Laissons-lui la parole. Il sépare « deux façons de penser et d’écrire : l’une consiste à chercher à affirmer à toute force des vérités (qui se veulent) nouvelles ; l’autre consiste à désobscurcir, à désopacifier, à clarifier une question », et de poursuivre : « …l’autre méthode est ce que je n’hésite pas à appeler de la bonne vulgarisation. C’est un pari sur l’intelligence de tout public un tant soit peu cultivé et honnête ; je crois qu’il faut faire ce pari », un pari résolument gagné dans sa Chronique des temps modernes. Il poursuit aussi :
« J’écarte la troisième voie qui est, elle, de l’érudition sans pensée, du maniérisme stérile, de la posture qui cache mal l’imposture. C’est la voie Derrida… »

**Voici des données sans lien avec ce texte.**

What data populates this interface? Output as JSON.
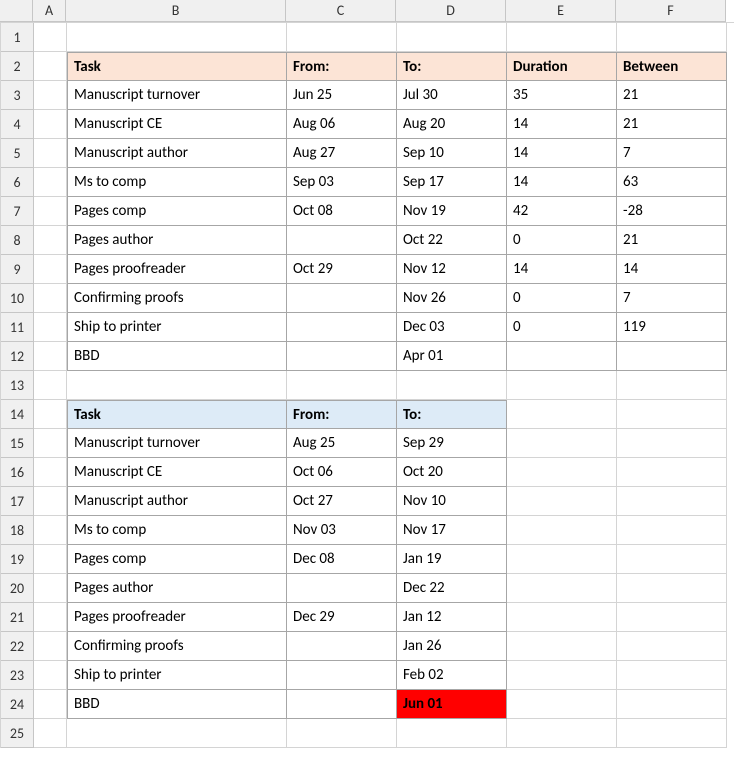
{
  "columns": [
    "",
    "A",
    "B",
    "C",
    "D",
    "E",
    "F"
  ],
  "rowcount": 25,
  "table1": {
    "header": {
      "task": "Task",
      "from": "From:",
      "to": "To:",
      "duration": "Duration",
      "between": "Between"
    },
    "rows": [
      {
        "task": "Manuscript turnover",
        "from": "Jun 25",
        "to": "Jul 30",
        "duration": "35",
        "between": "21"
      },
      {
        "task": "Manuscript CE",
        "from": "Aug 06",
        "to": "Aug 20",
        "duration": "14",
        "between": "21"
      },
      {
        "task": "Manuscript author",
        "from": "Aug 27",
        "to": "Sep 10",
        "duration": "14",
        "between": "7"
      },
      {
        "task": "Ms to comp",
        "from": "Sep 03",
        "to": "Sep 17",
        "duration": "14",
        "between": "63"
      },
      {
        "task": "Pages comp",
        "from": "Oct 08",
        "to": "Nov 19",
        "duration": "42",
        "between": "-28"
      },
      {
        "task": "Pages author",
        "from": "",
        "to": "Oct 22",
        "duration": "0",
        "between": "21"
      },
      {
        "task": "Pages proofreader",
        "from": "Oct 29",
        "to": "Nov 12",
        "duration": "14",
        "between": "14"
      },
      {
        "task": "Confirming proofs",
        "from": "",
        "to": "Nov 26",
        "duration": "0",
        "between": "7"
      },
      {
        "task": "Ship to printer",
        "from": "",
        "to": "Dec 03",
        "duration": "0",
        "between": "119"
      },
      {
        "task": "BBD",
        "from": "",
        "to": "Apr 01",
        "duration": "",
        "between": ""
      }
    ]
  },
  "table2": {
    "header": {
      "task": "Task",
      "from": "From:",
      "to": "To:"
    },
    "rows": [
      {
        "task": "Manuscript turnover",
        "from": "Aug 25",
        "to": "Sep 29"
      },
      {
        "task": "Manuscript CE",
        "from": "Oct 06",
        "to": "Oct 20"
      },
      {
        "task": "Manuscript author",
        "from": "Oct 27",
        "to": "Nov 10"
      },
      {
        "task": "Ms to comp",
        "from": "Nov 03",
        "to": "Nov 17"
      },
      {
        "task": "Pages comp",
        "from": "Dec 08",
        "to": "Jan 19"
      },
      {
        "task": "Pages author",
        "from": "",
        "to": "Dec 22"
      },
      {
        "task": "Pages proofreader",
        "from": "Dec 29",
        "to": "Jan 12"
      },
      {
        "task": "Confirming proofs",
        "from": "",
        "to": "Jan 26"
      },
      {
        "task": "Ship to printer",
        "from": "",
        "to": "Feb 02"
      },
      {
        "task": "BBD",
        "from": "",
        "to": "Jun 01",
        "highlight": true
      }
    ]
  },
  "chart_data": {
    "type": "table",
    "tables": [
      {
        "title": "Schedule 1",
        "columns": [
          "Task",
          "From:",
          "To:",
          "Duration",
          "Between"
        ],
        "rows": [
          [
            "Manuscript turnover",
            "Jun 25",
            "Jul 30",
            35,
            21
          ],
          [
            "Manuscript CE",
            "Aug 06",
            "Aug 20",
            14,
            21
          ],
          [
            "Manuscript author",
            "Aug 27",
            "Sep 10",
            14,
            7
          ],
          [
            "Ms to comp",
            "Sep 03",
            "Sep 17",
            14,
            63
          ],
          [
            "Pages comp",
            "Oct 08",
            "Nov 19",
            42,
            -28
          ],
          [
            "Pages author",
            null,
            "Oct 22",
            0,
            21
          ],
          [
            "Pages proofreader",
            "Oct 29",
            "Nov 12",
            14,
            14
          ],
          [
            "Confirming proofs",
            null,
            "Nov 26",
            0,
            7
          ],
          [
            "Ship to printer",
            null,
            "Dec 03",
            0,
            119
          ],
          [
            "BBD",
            null,
            "Apr 01",
            null,
            null
          ]
        ]
      },
      {
        "title": "Schedule 2",
        "columns": [
          "Task",
          "From:",
          "To:"
        ],
        "rows": [
          [
            "Manuscript turnover",
            "Aug 25",
            "Sep 29"
          ],
          [
            "Manuscript CE",
            "Oct 06",
            "Oct 20"
          ],
          [
            "Manuscript author",
            "Oct 27",
            "Nov 10"
          ],
          [
            "Ms to comp",
            "Nov 03",
            "Nov 17"
          ],
          [
            "Pages comp",
            "Dec 08",
            "Jan 19"
          ],
          [
            "Pages author",
            null,
            "Dec 22"
          ],
          [
            "Pages proofreader",
            "Dec 29",
            "Jan 12"
          ],
          [
            "Confirming proofs",
            null,
            "Jan 26"
          ],
          [
            "Ship to printer",
            null,
            "Feb 02"
          ],
          [
            "BBD",
            null,
            "Jun 01"
          ]
        ]
      }
    ]
  }
}
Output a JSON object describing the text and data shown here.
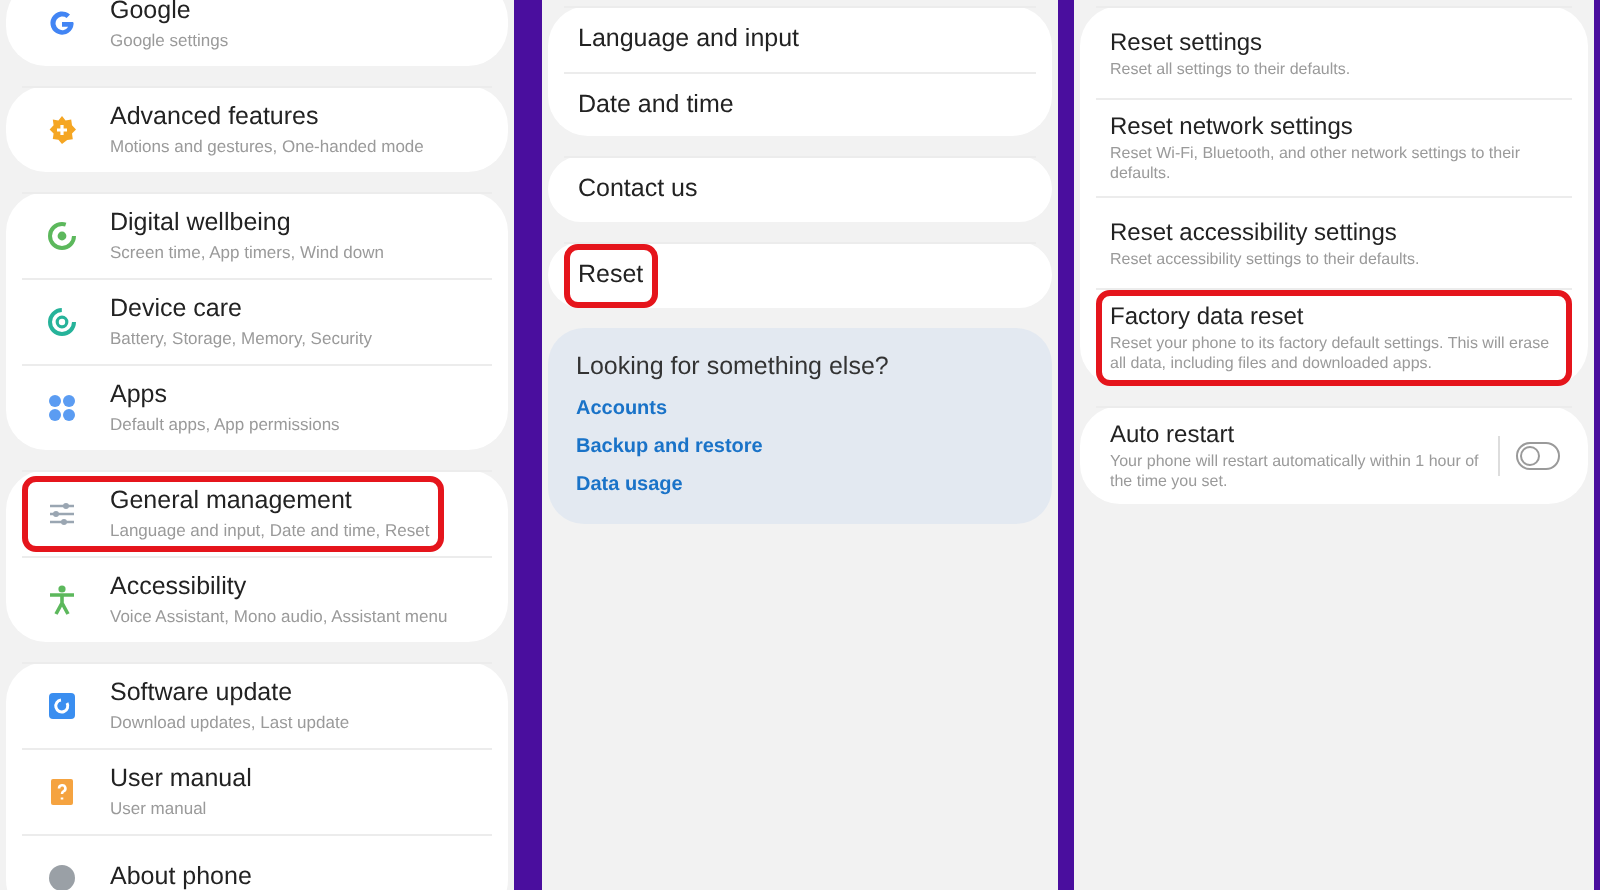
{
  "settings_list": {
    "groups": [
      {
        "items": [
          {
            "title": "Google",
            "subtitle": "Google settings",
            "highlighted": false
          }
        ]
      },
      {
        "items": [
          {
            "title": "Advanced features",
            "subtitle": "Motions and gestures, One-handed mode",
            "highlighted": false
          }
        ]
      },
      {
        "items": [
          {
            "title": "Digital wellbeing",
            "subtitle": "Screen time, App timers, Wind down",
            "highlighted": false
          },
          {
            "title": "Device care",
            "subtitle": "Battery, Storage, Memory, Security",
            "highlighted": false
          },
          {
            "title": "Apps",
            "subtitle": "Default apps, App permissions",
            "highlighted": false
          }
        ]
      },
      {
        "items": [
          {
            "title": "General management",
            "subtitle": "Language and input, Date and time, Reset",
            "highlighted": true
          },
          {
            "title": "Accessibility",
            "subtitle": "Voice Assistant, Mono audio, Assistant menu",
            "highlighted": false
          }
        ]
      },
      {
        "items": [
          {
            "title": "Software update",
            "subtitle": "Download updates, Last update",
            "highlighted": false
          },
          {
            "title": "User manual",
            "subtitle": "User manual",
            "highlighted": false
          },
          {
            "title": "About phone",
            "highlighted": false
          }
        ]
      }
    ]
  },
  "general_management": {
    "groups": [
      {
        "items": [
          {
            "title": "Language and input",
            "highlighted": false
          },
          {
            "title": "Date and time",
            "highlighted": false
          }
        ]
      },
      {
        "items": [
          {
            "title": "Contact us",
            "highlighted": false
          }
        ]
      },
      {
        "items": [
          {
            "title": "Reset",
            "highlighted": true
          }
        ]
      }
    ],
    "suggestions": {
      "heading": "Looking for something else?",
      "links": [
        "Accounts",
        "Backup and restore",
        "Data usage"
      ]
    }
  },
  "reset": {
    "groups": [
      {
        "items": [
          {
            "kind": "plain",
            "title": "Reset settings",
            "subtitle": "Reset all settings to their defaults.",
            "highlighted": false
          },
          {
            "kind": "plain",
            "title": "Reset network settings",
            "subtitle": "Reset Wi-Fi, Bluetooth, and other network settings to their defaults.",
            "highlighted": false
          },
          {
            "kind": "plain",
            "title": "Reset accessibility settings",
            "subtitle": "Reset accessibility settings to their defaults.",
            "highlighted": false
          },
          {
            "kind": "plain",
            "title": "Factory data reset",
            "subtitle": "Reset your phone to its factory default settings. This will erase all data, including files and downloaded apps.",
            "highlighted": true
          }
        ]
      },
      {
        "items": [
          {
            "kind": "toggle",
            "title": "Auto restart",
            "subtitle": "Your phone will restart automatically within 1 hour of the time you set.",
            "highlighted": false,
            "on": false
          }
        ]
      }
    ]
  }
}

Loin de ce maniérisme, Pierre Le Vigan pratique la parrhésia «…un dire ouvert, dans lequel le souci de comprendre le point de vue de l’autre passe par le souci d’honnêteté vis-à-vis de soi ». Que de pépites de la pensée cette chronique met-elle en valeur, que de citations remarquables tirées d’une foule d’auteurs ! Il est vrai que pour Le Vigan « citer c’est rendre hommage à ce qui a été déjà pensé. Ce n’est pas se dissimuler derrière ses citations, c’est prendre place dans un cortège. »
Il est tant de passages de son livre que nous aimerions évoquer que l’on y renonce. Nous ferons nôtre le beau commentaire de Michel Marmin : « Pierre Le Vigan est un penseur sensuel. La profondeur de ses vues tient d’abord au fait que ce sont des vues, c’est-à-dire qu’il n’avance rien qu’il n’ait personnellement senti, éprouvé, expérimenté. »
Se lit avec délectation.
Alain-Christian Drouhin
16/02/2014
Pierre Le Vigan, Chronique des temps modernes, Éditions La Barque d’or, 20/01/2014, 235 pages.